Not because anyone was bad at their job, but because the entire post-acquisition integration process is fundamentally broken.

So I’ve started building something I wish existed back then:
acqr.ai — an AI engine that handles the systems of integration so leaders can focus on the people part.

My vision is simple:
Acquisitions should feel like a new beginning, not a slow-motion collapse under spreadsheets, access tickets, and endless syncs.

acqr.ai merges HR, payroll, IT, identity, finance, and tools across two companies — automatically.
The stuff that usually takes quarters should take days.
Not because we cut corners, but because we’re finally using the right tools for the work.

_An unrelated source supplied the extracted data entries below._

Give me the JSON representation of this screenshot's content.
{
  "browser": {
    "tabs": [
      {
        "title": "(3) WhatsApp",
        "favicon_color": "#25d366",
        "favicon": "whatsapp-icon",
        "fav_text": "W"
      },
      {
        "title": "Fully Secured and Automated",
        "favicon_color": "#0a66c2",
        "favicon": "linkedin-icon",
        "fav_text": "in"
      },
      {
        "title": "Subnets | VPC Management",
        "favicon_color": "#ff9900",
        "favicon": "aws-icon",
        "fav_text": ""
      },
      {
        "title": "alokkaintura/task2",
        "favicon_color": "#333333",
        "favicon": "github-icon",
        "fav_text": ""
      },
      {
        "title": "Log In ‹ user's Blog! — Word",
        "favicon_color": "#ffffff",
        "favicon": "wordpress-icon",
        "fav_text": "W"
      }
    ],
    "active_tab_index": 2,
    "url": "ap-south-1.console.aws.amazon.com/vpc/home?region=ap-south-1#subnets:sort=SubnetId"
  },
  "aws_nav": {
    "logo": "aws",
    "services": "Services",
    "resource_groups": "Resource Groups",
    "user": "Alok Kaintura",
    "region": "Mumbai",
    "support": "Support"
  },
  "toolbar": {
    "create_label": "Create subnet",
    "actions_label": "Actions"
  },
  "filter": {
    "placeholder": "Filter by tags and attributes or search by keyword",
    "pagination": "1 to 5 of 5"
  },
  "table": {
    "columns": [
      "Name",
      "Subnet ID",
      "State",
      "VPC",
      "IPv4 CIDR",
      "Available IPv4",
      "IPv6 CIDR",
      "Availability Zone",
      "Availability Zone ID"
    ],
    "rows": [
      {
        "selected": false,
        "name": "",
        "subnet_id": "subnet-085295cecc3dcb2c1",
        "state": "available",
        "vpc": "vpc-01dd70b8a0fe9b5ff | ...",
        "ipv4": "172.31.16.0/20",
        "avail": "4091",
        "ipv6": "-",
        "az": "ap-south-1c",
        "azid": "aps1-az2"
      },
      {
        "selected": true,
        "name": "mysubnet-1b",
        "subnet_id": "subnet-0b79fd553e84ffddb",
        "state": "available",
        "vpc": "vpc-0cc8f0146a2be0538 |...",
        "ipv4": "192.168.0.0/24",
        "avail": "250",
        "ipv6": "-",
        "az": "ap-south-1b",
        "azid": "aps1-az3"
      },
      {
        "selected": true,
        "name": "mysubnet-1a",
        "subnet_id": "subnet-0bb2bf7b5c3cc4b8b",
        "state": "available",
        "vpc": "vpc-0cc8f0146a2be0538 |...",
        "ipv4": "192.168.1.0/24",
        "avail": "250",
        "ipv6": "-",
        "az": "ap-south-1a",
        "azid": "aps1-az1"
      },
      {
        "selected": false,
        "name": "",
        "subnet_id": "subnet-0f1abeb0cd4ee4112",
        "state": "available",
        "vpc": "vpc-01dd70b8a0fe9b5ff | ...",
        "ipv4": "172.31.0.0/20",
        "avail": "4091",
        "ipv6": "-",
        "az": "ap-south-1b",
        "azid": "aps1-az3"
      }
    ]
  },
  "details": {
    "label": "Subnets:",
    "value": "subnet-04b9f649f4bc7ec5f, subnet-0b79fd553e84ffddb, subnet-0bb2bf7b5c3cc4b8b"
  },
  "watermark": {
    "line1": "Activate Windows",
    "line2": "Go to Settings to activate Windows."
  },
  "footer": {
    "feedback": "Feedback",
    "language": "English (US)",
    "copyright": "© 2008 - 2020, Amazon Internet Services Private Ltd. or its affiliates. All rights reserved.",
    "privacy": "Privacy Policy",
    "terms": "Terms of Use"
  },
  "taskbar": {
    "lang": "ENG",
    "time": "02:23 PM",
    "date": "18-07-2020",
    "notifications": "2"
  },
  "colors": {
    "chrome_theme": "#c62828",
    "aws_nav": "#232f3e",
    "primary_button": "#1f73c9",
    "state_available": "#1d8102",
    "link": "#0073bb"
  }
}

I think integrations should prioritize:

  • Culture over checklists

  • People over processes

  • Time spent together instead of time spent wrestling systems

And if we can handle the messy operational layer, maybe companies can actually experience the good parts of an acquisition sooner.

I’m early in the journey, but I’d love feedback:

  • If you’ve been through an acquisition, what was the worst part?

  • What workflows or systems caused the most pain?

  • What would you automate if you could?

Appreciate any perspectives — even the hard truths.
This is my attempt to fix something that I’ve personally felt and watched others struggle with.